The studies by Feldmann-Wüstefeld and colleagues primarily address changes in the size of spatial attention based on external factors such as cue uncertainty and task demands, aligning with the zoom lens model's predictions. This approach reflects a mechanism by which attentional allocation dynamically adjusts to optimize task performance, emphasizing spatial flexibility. In contrast, our study focused on attentional tuning along the size dimension, revealing that attention is facilitated for stimuli of a specific size while being inhibited for adjacent sizes. This reflects a distinct attentional process, where the change of attention effect along the size dimension is not directly linked to changes in the overall spatial extent of attention.
Despite these differences, an important commonality emerges: Both studies underscore the adaptability of attentional mechanisms. Whether through spatial flexibility in response to task demands or selective modulation along the size dimension, these findings highlight the nuanced ways in which attention can adapt to optimize sensory processing. The discrepancies between the results can be attributed to the different attentional dimensions under investigation—dynamic changes in spatial allocation versus size-specific attentional tuning. This interpretation is consistent with
Shioiri et al. (2016), who demonstrated distinct spatial properties for attentional spread (reflected in SSVEP) and selection/inhibition (reflected in ERP components). Together, these findings reinforce the importance of considering multiple attentional dimensions when examining the adaptability of attention.

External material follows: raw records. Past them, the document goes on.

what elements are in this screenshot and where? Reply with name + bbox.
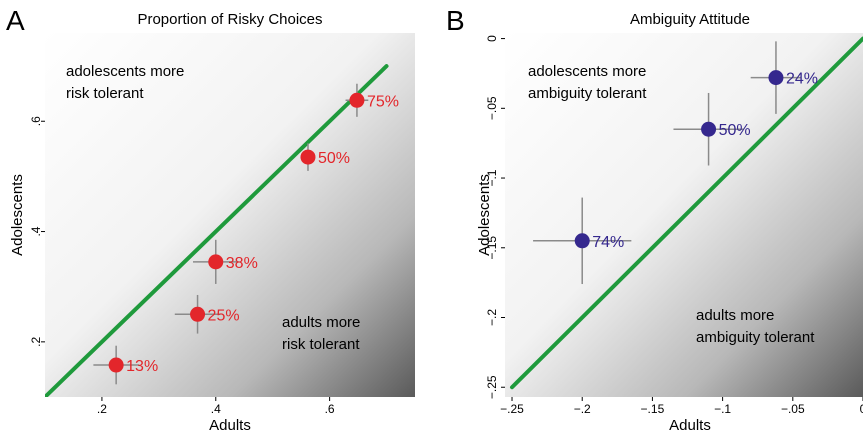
panel-b-y-tick-label: −.25 xyxy=(485,375,499,399)
panel-b-annotation-0-line-1: ambiguity tolerant xyxy=(528,85,647,102)
panel-b-data-point-2 xyxy=(768,70,784,86)
panel-a-y-tick-label: .2 xyxy=(29,337,43,347)
panel-a-annotation-0-line-1: risk tolerant xyxy=(66,85,144,102)
panel-b-data-point-1 xyxy=(701,121,717,137)
panel-b-x-tick-label: −.2 xyxy=(574,402,591,416)
panel-b-y-tick-label: −.2 xyxy=(485,309,499,326)
panel-a-data-label-2: 38% xyxy=(226,255,258,272)
panel-a-data-point-4 xyxy=(349,92,365,108)
panel-a-x-axis-label: Adults xyxy=(209,417,251,434)
panel-a-x-tick-label: .4 xyxy=(211,402,221,416)
panel-a-x-tick-label: .2 xyxy=(97,402,107,416)
panel-a: A Proportion of Risky Choices adolescent… xyxy=(6,5,415,434)
panel-a-data-label-1: 25% xyxy=(208,307,240,324)
panel-b-y-tick-label: −.05 xyxy=(485,96,499,120)
panel-a-annotation-1-line-1: risk tolerant xyxy=(282,336,360,353)
panel-b-y-tick-label: 0 xyxy=(485,35,499,42)
panel-b-y-tick-label: −.1 xyxy=(485,169,499,186)
panel-a-y-axis-label: Adolescents xyxy=(9,174,26,256)
panel-b: B Ambiguity Attitude adolescents more amb… xyxy=(446,5,863,434)
panel-b-x-tick-label: −.05 xyxy=(781,402,805,416)
panel-b-data-label-1: 50% xyxy=(719,122,751,139)
panel-a-data-label-0: 13% xyxy=(126,358,158,375)
panel-a-data-point-1 xyxy=(190,306,206,322)
panel-a-data-point-3 xyxy=(300,149,316,165)
panel-b-data-point-0 xyxy=(574,233,590,249)
panel-a-data-label-3: 50% xyxy=(318,150,350,167)
panel-b-letter: B xyxy=(446,5,465,36)
panel-b-y-tick-label: −.15 xyxy=(485,236,499,260)
panel-b-x-tick-label: −.25 xyxy=(500,402,524,416)
panel-b-annotation-1-line-0: adults more xyxy=(696,307,774,324)
panel-b-annotation-1-line-1: ambiguity tolerant xyxy=(696,329,815,346)
panel-b-title: Ambiguity Attitude xyxy=(630,11,750,28)
panel-a-identity-line xyxy=(45,64,389,397)
panel-a-y-tick-label: .6 xyxy=(29,116,43,126)
panel-b-identity-line xyxy=(510,36,863,390)
panel-b-data-label-2: 24% xyxy=(786,71,818,88)
panel-a-annotation-0-line-0: adolescents more xyxy=(66,63,184,80)
panel-a-data-point-0 xyxy=(108,357,124,373)
panel-b-x-tick-label: 0 xyxy=(860,402,863,416)
panel-b-x-tick-label: −.15 xyxy=(641,402,665,416)
panel-a-data-label-4: 75% xyxy=(367,93,399,110)
panel-a-letter: A xyxy=(6,5,25,36)
panel-b-y-axis-label: Adolescents xyxy=(476,174,493,256)
panel-b-x-axis-label: Adults xyxy=(669,417,711,434)
panel-a-title: Proportion of Risky Choices xyxy=(137,11,322,28)
panel-b-data-label-0: 74% xyxy=(592,234,624,251)
panel-a-annotation-1-line-0: adults more xyxy=(282,314,360,331)
panel-b-x-tick-label: −.1 xyxy=(714,402,731,416)
panel-a-y-tick-label: .4 xyxy=(29,226,43,236)
panel-a-x-tick-label: .6 xyxy=(325,402,335,416)
panel-a-data-point-2 xyxy=(208,254,224,270)
panel-b-annotation-0-line-0: adolescents more xyxy=(528,63,646,80)
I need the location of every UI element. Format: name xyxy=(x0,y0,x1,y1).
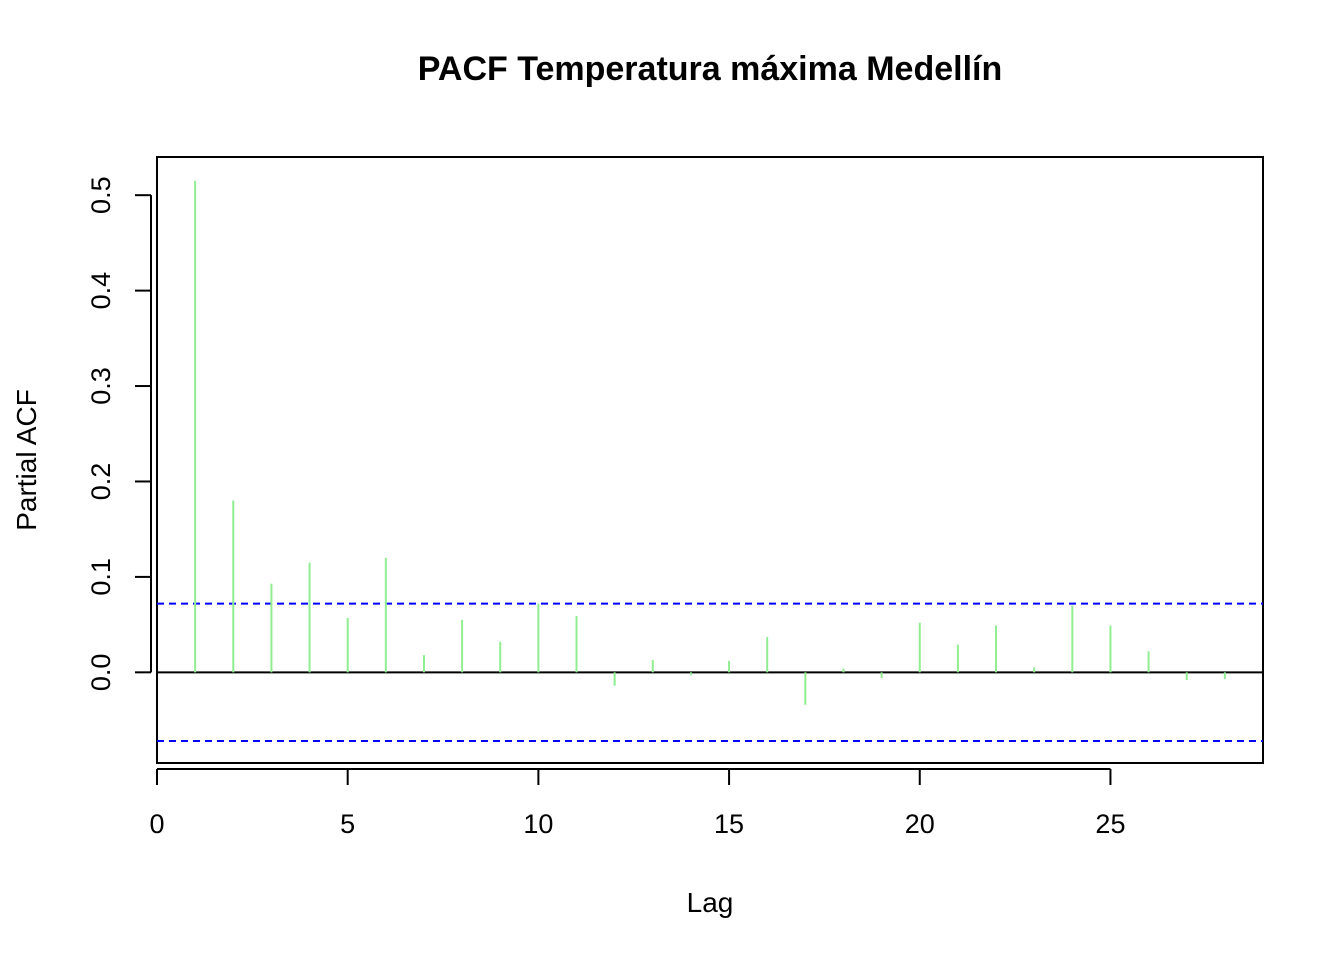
x-tick-label-5: 5 xyxy=(340,809,355,839)
chart-title: PACF Temperatura máxima Medellín xyxy=(418,50,1002,88)
x-axis-label: Lag xyxy=(687,887,734,918)
y-tick-label-2: 0.2 xyxy=(86,463,116,501)
y-tick-label-4: 0.4 xyxy=(86,272,116,310)
x-tick-label-25: 25 xyxy=(1095,809,1125,839)
x-tick-label-0: 0 xyxy=(149,809,164,839)
y-tick-label-1: 0.1 xyxy=(86,558,116,596)
x-tick-label-20: 20 xyxy=(905,809,935,839)
x-tick-label-10: 10 xyxy=(523,809,553,839)
chart-marks: 0 5 10 15 20 25 0.0 0.1 0.2 0.3 0.4 0.5 xyxy=(86,176,1263,839)
y-tick-label-5: 0.5 xyxy=(86,176,116,214)
y-tick-label-3: 0.3 xyxy=(86,367,116,405)
x-tick-label-15: 15 xyxy=(714,809,744,839)
plot-frame xyxy=(156,156,1264,764)
y-axis-label: Partial ACF xyxy=(11,389,42,531)
y-tick-label-0: 0.0 xyxy=(86,654,116,692)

A notable aspect of our study is its focus on the tuning of attention across relative sizes of stimuli, which contrasts with some previous studies that primarily investigated the differences between attended and unattended stimuli in peripheral locations. For example,
Phangwiwat et al. (2024) demonstrated that attentional modulations of SSVEPs depend on eccentric locations, where the size of attention and stimulus was often manipulated within the same peripheral areas. In contrast, our study focused on stimuli presented at the fovea with sizes expanding to the periphery, offering insights into a distinct attentional dimension.
Our primary interest lies in understanding how attention is distributed across different relative sizes of stimuli, presented in a concentric arrangement. While the center location of the stimuli remained fixed, the doughnut-shaped design ensured that different sizes stimulated distinct retinal areas. This design allowed us to isolate attentional modulation effects by comparing SSVEP and ERP responses to the same physical stimulation under different attentional conditions. Importantly, our findings demonstrate that attentional modulation patterns observed in SSVEP and ERP responses are robust against the potential confound of retinal stimulation area differences.
Despite this, it is worth acknowledging that the use of concentric stimuli raises questions about the generalizability of our findings. To address this, a follow-up experiment is ongoing, in which targets of different sizes are presented at peripheral locations equidistant from the fovea. This experimental design aims to minimize the influence of retinal stimulation area and to clarify whether the observed inhibitory effects are specific to concentric or doughnut-shaped stimuli or represent a more general attentional effect.